Newsy and the investigative journalism outlet Bellingcat have been nominated for a News and Documentary Emmy® Award for “outstanding new approaches: current news,” alongside The New York Times and Univision.

The 41st Annual News & Documentary Emmy® Awards honor content from more than 2000 submissions that originally premiered in calendar-year 2019, judged by a pool of 875 peer professionals from across the television and streaming/digital media industry. Newsy was previously nominated in 2016 and 2019.

The Newsy+Bellingcat newsroom collaboration pairs Newsy’s creative visual storytelling and reporting with Bellingcat’s innovative approach to using publicly available data and citizen journalist analysis. For the video series, reporters work together to utilize satellite imagery, social media and online tools to shed light on international conflict and extremism — from showing how tear gas canisters have killed protesters in Iraq to finding white supremacists in the ranks of the U.S. military.

Recent reports from the Newsy+Bellingcat series revealed:

  • several American active-duty servicemen active in the Iron March forum, an online gathering place for neo-Nazis and white supremacists.
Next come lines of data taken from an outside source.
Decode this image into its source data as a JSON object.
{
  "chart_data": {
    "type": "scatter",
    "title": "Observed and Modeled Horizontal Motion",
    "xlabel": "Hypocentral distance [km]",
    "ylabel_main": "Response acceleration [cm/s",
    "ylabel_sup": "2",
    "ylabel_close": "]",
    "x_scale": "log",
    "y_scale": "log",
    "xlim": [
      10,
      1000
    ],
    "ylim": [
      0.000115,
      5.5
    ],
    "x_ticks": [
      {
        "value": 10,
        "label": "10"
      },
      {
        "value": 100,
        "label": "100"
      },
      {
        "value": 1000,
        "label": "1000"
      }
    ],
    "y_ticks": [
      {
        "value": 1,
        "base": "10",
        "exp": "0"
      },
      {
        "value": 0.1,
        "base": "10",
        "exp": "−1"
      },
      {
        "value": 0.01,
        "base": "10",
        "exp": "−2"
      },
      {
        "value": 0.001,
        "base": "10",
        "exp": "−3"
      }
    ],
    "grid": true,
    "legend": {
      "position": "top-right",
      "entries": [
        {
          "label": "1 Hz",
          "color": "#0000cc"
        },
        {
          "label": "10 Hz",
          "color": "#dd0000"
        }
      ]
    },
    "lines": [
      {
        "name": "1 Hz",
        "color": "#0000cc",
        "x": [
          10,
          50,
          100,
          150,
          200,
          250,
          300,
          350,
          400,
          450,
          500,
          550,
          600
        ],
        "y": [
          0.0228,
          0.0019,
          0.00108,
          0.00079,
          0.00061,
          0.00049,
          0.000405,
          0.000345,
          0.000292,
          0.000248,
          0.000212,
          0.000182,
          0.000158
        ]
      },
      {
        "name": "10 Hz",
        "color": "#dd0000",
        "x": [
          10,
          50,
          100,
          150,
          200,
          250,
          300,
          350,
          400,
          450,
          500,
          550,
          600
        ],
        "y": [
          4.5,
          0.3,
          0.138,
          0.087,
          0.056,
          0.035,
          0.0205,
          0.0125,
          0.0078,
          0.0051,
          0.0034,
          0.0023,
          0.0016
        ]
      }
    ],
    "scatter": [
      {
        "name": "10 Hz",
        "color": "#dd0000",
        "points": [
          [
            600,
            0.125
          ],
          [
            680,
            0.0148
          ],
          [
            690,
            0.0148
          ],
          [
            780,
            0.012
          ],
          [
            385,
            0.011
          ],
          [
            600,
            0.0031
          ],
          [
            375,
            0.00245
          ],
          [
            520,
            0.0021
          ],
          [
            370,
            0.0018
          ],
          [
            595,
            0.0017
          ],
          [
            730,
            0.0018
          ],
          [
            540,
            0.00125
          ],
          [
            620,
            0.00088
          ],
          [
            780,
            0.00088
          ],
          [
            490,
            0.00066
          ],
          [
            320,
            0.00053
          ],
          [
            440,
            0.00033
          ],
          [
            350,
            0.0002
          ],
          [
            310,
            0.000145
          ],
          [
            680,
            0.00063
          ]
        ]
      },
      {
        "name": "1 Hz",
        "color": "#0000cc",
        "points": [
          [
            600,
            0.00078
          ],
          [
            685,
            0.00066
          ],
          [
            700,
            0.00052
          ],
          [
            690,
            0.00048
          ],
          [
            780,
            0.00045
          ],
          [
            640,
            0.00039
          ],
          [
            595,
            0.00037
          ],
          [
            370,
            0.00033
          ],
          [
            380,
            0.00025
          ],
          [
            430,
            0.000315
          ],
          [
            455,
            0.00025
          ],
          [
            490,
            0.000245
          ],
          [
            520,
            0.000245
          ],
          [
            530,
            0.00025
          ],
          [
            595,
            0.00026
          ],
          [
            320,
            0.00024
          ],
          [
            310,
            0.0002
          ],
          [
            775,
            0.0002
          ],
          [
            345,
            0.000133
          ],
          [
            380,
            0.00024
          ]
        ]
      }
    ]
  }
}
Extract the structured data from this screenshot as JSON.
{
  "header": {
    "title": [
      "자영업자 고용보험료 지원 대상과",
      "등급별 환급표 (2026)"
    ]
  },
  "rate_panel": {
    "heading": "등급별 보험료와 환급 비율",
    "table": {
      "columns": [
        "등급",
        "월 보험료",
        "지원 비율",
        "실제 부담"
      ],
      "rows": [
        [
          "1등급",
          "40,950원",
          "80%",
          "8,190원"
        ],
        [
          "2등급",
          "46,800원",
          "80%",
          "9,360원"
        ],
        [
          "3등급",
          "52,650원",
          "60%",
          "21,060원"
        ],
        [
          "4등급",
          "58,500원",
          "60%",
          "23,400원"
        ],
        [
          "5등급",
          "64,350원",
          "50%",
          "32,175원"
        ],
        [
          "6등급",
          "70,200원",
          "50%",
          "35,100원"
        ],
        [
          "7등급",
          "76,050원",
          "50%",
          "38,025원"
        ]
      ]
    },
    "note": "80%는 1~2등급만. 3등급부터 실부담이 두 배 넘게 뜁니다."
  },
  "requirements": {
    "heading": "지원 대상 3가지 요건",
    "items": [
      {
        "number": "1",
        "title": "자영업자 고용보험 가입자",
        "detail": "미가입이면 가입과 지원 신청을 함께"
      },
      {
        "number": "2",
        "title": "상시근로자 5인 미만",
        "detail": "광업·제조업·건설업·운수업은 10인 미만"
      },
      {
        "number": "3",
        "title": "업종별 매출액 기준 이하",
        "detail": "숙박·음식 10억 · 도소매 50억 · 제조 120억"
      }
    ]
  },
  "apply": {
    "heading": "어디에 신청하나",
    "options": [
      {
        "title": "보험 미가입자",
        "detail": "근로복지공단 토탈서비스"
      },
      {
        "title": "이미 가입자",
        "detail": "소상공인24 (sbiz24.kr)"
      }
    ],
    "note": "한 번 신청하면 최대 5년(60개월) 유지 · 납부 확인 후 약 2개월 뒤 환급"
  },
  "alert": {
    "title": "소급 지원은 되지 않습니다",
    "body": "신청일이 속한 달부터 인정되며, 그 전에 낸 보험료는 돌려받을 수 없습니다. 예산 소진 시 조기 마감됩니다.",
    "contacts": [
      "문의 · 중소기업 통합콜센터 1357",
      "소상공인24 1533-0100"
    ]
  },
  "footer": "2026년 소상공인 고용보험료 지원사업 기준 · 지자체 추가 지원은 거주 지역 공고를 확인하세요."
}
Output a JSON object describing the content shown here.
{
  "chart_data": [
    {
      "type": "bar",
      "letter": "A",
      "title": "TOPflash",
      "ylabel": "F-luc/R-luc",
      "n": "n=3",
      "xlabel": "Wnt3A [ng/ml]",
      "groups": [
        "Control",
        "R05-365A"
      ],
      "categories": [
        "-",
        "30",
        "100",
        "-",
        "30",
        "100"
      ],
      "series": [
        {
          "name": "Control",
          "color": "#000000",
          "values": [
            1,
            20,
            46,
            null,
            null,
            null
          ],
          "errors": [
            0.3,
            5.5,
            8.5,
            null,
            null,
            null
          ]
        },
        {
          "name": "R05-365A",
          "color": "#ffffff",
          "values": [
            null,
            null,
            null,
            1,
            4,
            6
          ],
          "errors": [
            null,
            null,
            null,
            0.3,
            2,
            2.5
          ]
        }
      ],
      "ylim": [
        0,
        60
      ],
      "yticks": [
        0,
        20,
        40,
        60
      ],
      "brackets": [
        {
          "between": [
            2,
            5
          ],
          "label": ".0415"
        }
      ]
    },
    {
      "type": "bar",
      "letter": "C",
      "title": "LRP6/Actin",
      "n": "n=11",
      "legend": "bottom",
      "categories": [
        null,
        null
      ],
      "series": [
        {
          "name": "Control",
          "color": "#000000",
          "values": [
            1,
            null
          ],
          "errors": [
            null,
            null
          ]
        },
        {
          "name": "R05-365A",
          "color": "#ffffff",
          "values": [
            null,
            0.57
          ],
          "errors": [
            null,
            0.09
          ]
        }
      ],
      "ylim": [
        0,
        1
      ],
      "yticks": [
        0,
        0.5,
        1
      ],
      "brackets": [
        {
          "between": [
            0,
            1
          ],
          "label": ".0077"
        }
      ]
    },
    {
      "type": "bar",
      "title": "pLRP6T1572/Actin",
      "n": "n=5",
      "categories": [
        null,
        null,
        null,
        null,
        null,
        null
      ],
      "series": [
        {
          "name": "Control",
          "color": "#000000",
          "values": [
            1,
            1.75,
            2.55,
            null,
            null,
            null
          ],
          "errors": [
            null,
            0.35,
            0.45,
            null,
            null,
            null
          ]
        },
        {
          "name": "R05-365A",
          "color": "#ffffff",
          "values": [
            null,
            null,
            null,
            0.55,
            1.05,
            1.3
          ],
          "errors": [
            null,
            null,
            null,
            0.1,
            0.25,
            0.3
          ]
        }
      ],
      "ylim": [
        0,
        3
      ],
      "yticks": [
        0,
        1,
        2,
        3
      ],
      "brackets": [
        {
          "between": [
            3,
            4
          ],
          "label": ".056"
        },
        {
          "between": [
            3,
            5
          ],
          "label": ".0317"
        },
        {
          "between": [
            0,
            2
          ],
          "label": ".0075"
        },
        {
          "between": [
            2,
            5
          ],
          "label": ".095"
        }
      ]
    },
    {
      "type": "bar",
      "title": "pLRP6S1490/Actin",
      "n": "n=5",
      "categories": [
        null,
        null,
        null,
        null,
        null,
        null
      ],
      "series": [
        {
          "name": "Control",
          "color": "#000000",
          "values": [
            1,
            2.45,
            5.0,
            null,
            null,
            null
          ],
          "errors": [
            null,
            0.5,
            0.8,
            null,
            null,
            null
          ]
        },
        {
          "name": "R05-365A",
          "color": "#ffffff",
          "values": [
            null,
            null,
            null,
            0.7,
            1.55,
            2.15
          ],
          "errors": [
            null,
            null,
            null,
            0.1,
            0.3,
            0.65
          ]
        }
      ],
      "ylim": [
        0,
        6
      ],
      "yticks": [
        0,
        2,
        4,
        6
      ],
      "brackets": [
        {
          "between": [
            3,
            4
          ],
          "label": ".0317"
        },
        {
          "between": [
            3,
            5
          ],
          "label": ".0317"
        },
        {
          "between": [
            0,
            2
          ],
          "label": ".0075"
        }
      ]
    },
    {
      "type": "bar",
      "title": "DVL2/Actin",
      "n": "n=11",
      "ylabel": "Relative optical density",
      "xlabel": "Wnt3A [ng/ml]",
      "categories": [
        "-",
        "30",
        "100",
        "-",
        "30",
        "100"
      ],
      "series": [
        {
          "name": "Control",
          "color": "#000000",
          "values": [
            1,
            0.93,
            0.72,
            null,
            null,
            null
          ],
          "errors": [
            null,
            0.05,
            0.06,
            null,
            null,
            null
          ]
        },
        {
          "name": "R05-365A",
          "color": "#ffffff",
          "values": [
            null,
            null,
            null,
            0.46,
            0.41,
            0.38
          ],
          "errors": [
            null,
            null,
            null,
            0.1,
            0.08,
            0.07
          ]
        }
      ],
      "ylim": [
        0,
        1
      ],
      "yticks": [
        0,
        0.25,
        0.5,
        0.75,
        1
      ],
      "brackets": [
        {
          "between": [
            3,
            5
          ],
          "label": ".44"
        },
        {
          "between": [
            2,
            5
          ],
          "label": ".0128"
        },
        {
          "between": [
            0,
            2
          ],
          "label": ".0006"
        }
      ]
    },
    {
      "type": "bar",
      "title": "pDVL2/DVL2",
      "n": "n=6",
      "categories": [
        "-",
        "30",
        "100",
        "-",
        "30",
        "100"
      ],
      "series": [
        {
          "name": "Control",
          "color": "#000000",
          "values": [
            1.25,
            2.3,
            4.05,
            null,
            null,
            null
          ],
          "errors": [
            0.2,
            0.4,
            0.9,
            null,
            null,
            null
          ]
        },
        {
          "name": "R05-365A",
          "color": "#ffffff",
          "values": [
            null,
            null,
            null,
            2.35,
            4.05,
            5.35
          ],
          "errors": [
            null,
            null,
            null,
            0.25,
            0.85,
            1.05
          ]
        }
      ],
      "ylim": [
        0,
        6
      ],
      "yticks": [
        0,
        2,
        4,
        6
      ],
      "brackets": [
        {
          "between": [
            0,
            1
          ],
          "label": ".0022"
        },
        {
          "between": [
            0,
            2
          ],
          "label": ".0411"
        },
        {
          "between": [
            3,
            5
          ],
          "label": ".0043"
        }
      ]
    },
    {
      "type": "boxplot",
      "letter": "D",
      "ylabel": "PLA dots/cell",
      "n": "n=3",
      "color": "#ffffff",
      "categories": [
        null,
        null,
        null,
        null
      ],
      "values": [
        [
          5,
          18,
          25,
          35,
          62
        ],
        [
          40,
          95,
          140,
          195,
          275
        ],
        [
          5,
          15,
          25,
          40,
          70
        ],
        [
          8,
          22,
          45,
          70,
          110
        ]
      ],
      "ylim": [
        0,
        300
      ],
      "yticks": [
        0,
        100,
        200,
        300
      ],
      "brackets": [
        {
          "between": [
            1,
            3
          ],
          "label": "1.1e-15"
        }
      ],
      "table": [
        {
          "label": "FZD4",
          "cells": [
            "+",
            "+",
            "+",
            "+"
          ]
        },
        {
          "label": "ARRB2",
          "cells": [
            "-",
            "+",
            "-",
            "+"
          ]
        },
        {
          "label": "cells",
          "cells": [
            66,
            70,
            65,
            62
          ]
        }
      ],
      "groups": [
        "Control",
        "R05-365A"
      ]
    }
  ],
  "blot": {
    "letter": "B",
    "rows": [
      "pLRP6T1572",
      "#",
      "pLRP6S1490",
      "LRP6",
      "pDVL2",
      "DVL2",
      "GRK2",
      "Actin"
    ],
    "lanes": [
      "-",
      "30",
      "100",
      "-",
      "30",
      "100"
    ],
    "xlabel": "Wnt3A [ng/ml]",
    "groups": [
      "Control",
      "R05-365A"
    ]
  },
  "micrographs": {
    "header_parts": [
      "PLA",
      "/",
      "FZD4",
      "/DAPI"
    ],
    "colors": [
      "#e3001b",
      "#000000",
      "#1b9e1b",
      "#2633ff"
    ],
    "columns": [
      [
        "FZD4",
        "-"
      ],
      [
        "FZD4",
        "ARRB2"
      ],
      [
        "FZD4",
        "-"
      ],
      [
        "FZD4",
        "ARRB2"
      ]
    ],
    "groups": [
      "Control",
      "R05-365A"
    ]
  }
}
Reporters culled through thousands of messages and usernames from the leaked neo-Nazi forum and used a variety of digital detective tools and records searches to connect the usernames to active duty military personnel.
  • the identities of the Russian-backed soldiers linked to the downing of the MH17 airliner in Eastern Ukraine in 2014. Both the video from this series and the full report from Bellingcat have been referenced by the Joint Investigation Team at The Hague as it seeks the criminal prosecution of the separatists.
  • the presence of a Turkish-backed rebel group at the site where a Kurdish political leader was killed in Syria. This report connected the dots between extrajudicial killings near the Turkey-Syria border. Newsy and Bellingcat spent weeks examining satellite imagery and dozens of videos posted to social media among rebel networks.
  • photos and video evidence that showed an unexpected source of protester casualties in Iraq: tear gas canisters fired directly into crowds. Reporters sorted through dozens of videos and photos uploaded online to uncover this information.

Nominations were announced Thursday by The National Academy of Television Arts & Sciences (NATAS) and will be presented in September. The Newsy+Bellingcat series is also the winner of the 2020 Scripps Howard Award for Innovation.

Newsy is a wholly owned subsidiary of The E.W. Scripps Company (NASDAQ: SSP).